Of course, scoring centuries came with ease for one Ponds batsman last summer, as opener Simon Close raised his bat on four separate occasions to acknowledge the applause of his team and spectators.
Close posted four ‘tons’ in season 2024/25 with an incredible highest score of 304-not-out (from 223 balls with 36 boundaries and five maximums) against Tahara to finish his season with 813 runs and a place in the Victorian Country Cricket League Team of the Year, to become only the third player from the HDCA to be so honoured.
If an A Grade top order batsman looks at 400 runs being the pass mark for the Summer, only Ben Hanrahan (440 runs) joined Close in posting a pass mark.
Hanrahan was brilliant for the Pigeons as he not only batted well, but he was very good behind the stumps as wicketkeeper and to top it off, was the third-highest wicket taker with the ball.
These four players – Close, Hanrahan, Beaton and McCrae – will again be the core of the team but they need greater commitment from the rest of the squad if the side is going to push the likes of Tyrendarra, Portland Colts, Macarthur and Portland Tigers.
Every team needs 10 players committed to playing at least 10 games out of the 12 if continuity is going to be built under McCrae.
No team will win the Dundas Cup with the majority of the team playing only six or so matches in any Summer.
Ponds will look to Michael Close, Peter Staude and Noah Hildebrand to support Simon Close and Hanrahan with the bat in hand, while McCrae and Beaton need Anthony Close, Lachie Craig and George Austin to shoulder the bowling attack as a unit.
“We have not lost or gained any players from last summer, so we enter the season with our core group intact,” McCrae said.
“We know where we have to improve and we have started pre-season training with our goals firmly in place.
“Tyrendarra is the team to beat as they have proven over the course of the last two Summers, but we know we can match it with them and the rest of the competition.”
Pigeons seek to take flight
THE Hamilton and District Cricket Association D Grade premiership is the goal for the Pigeon Ponds team this summer as they enter the 2025/26 season with commitment firmly in place for the campaign ahead.
The Pigeons have been one of the powerhouse sides of this grade in the past, but of late the side has struggled to regain the lofty results of years gone by.
Last season the side finished fifth after claiming seven of their 17 games and a lack of bonus points were the reason the side did not play finals, after winning the same number of games as fourth-placed Grampians.
This summer, the race for the top four has been made easier by the promotion of premiers Tahara into C grade, but it means there will be a bye this season which will allow players from all teams to have a break every seven weeks to refresh.

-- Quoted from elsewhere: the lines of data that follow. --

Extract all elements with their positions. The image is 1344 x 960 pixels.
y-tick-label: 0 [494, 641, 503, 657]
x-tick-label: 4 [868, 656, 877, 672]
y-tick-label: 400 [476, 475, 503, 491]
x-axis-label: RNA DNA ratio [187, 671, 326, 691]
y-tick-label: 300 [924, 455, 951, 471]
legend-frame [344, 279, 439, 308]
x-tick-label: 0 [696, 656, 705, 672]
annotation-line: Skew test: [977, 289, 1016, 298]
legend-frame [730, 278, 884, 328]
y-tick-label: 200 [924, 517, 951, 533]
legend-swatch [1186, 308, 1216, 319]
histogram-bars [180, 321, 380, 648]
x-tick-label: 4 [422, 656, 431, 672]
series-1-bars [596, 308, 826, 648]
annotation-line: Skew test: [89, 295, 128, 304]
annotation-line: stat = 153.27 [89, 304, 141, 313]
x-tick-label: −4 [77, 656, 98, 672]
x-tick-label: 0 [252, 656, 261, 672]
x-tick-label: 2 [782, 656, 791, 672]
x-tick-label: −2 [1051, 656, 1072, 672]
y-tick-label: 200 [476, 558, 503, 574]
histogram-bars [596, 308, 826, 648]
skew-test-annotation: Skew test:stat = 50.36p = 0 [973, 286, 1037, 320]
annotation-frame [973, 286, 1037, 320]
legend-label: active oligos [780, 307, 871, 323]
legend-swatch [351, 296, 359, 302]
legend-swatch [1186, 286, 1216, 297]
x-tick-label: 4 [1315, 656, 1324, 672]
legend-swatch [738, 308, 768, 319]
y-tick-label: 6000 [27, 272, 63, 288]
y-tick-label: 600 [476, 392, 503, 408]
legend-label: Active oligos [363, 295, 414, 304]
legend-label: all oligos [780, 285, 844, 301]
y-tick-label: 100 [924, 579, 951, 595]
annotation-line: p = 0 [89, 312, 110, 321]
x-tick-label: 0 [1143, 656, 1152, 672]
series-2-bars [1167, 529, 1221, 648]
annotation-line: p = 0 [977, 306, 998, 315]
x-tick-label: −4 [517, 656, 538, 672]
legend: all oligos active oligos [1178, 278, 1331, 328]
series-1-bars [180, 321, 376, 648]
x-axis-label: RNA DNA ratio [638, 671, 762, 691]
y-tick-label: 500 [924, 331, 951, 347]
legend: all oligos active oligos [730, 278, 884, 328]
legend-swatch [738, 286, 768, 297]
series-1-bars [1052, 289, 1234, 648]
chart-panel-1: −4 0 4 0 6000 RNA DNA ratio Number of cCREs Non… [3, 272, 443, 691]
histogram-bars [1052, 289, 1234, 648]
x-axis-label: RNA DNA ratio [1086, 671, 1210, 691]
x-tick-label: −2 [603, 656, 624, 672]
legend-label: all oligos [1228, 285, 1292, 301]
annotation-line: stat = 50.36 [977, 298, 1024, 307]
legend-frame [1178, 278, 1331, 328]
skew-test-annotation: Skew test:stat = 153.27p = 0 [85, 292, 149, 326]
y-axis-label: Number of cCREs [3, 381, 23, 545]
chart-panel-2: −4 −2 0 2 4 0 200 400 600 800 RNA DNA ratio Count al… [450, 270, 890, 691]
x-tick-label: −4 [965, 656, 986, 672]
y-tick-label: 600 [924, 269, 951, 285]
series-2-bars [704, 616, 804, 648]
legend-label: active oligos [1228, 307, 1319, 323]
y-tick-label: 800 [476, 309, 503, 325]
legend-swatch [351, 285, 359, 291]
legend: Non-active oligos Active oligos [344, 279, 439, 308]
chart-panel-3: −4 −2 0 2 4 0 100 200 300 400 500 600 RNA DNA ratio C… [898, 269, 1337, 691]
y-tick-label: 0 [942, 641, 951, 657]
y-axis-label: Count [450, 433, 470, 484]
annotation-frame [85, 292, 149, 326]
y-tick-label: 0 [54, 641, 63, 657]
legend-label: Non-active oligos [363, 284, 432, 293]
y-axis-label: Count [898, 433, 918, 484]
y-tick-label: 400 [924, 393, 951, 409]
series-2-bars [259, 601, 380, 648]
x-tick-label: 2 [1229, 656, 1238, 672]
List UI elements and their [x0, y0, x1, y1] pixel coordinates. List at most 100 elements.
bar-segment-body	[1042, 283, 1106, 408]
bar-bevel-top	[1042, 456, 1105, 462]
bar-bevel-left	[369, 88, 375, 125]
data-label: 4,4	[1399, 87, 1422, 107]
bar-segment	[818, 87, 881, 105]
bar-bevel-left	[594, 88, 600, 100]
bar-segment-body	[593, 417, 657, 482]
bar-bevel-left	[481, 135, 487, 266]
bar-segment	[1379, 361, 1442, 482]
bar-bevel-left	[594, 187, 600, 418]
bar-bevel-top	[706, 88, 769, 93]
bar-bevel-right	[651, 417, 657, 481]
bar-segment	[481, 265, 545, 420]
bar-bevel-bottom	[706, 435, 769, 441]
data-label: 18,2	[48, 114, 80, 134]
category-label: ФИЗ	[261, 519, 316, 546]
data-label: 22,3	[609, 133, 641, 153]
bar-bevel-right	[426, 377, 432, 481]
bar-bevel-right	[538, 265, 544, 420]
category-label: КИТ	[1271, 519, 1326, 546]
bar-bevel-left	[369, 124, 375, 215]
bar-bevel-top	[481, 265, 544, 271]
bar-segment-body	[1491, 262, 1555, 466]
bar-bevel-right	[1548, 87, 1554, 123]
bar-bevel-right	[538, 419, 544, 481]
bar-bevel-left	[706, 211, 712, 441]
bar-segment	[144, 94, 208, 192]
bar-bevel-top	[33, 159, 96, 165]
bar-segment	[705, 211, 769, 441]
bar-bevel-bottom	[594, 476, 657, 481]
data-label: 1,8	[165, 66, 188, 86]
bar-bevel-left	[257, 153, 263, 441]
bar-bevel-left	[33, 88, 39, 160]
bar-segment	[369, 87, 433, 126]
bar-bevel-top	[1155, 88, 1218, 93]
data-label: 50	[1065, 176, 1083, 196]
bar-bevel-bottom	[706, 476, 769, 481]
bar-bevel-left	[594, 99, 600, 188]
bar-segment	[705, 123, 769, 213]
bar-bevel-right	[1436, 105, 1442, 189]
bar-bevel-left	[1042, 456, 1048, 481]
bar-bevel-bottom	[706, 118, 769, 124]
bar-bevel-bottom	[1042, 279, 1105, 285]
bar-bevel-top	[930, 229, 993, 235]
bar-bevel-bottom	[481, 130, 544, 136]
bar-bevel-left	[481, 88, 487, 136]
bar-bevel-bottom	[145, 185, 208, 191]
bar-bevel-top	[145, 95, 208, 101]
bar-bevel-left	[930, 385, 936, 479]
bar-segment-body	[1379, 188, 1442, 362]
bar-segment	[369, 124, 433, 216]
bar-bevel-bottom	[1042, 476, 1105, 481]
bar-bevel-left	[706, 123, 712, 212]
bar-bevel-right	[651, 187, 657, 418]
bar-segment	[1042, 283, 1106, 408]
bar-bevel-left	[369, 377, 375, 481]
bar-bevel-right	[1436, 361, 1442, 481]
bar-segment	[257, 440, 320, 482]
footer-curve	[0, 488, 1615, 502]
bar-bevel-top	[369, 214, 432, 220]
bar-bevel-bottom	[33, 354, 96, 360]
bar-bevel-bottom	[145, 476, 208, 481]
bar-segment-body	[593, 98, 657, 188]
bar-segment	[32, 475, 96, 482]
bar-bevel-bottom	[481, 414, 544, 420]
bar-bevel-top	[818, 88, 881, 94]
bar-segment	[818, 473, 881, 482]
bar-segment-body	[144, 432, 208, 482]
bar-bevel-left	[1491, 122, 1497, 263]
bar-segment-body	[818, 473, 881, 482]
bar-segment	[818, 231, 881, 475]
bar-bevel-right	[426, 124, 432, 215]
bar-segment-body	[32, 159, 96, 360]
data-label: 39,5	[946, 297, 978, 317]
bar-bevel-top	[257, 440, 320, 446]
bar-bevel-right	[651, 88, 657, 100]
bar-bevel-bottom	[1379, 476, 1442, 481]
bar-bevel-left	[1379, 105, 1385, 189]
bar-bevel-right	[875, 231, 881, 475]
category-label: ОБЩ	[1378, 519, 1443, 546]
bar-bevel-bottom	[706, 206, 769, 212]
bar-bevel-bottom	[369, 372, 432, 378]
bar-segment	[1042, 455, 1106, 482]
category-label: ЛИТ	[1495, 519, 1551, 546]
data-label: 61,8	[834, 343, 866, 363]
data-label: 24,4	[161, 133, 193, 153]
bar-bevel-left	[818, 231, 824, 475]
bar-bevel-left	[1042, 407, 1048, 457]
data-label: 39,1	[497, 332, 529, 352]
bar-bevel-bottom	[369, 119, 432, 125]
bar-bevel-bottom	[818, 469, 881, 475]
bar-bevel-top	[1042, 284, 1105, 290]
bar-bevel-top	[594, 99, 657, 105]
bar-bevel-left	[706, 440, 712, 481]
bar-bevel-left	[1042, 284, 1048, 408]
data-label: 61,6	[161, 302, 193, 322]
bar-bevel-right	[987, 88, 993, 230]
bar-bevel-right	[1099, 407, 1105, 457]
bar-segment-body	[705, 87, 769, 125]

As an A Grade batsman must reach 400 runs in a season to achieve a pass mark, so too in D Grade where 300 runs is considered to be par.
The Pigeons had only two players get to that milestone as Brenden Preston (403) and Lachlan Stevenson (334) shouldered most of the run-getting for the team last Summer, with both players averaging more than 50 runs per innings.
Unfortunately, neither finished in the top five run-getters for the competition and both will be keen to climb that ladder this season, along with other members of the side.
Preston and Stevenson will need support with the bat from Ponds skipper’, Alex Hodgson, Andrew Colgan and Michael Craig to score the runs required to claim victory, while the bowling attack will be led by Colgan (14 wickets) and William Cuneen (10) who were the only bowlers to grab double-wicket tallies for the season.
The side will have 15 games and two byes for the Summer and bonus points are going to be vital to reaching the final four.
Like the top-grade side, the D Grade team needs commitment from the entire squad to play the maximum number of games possible so the team can form a formidable unit that is capable of matching the likes of Coleraine, Hamilton and Grampians.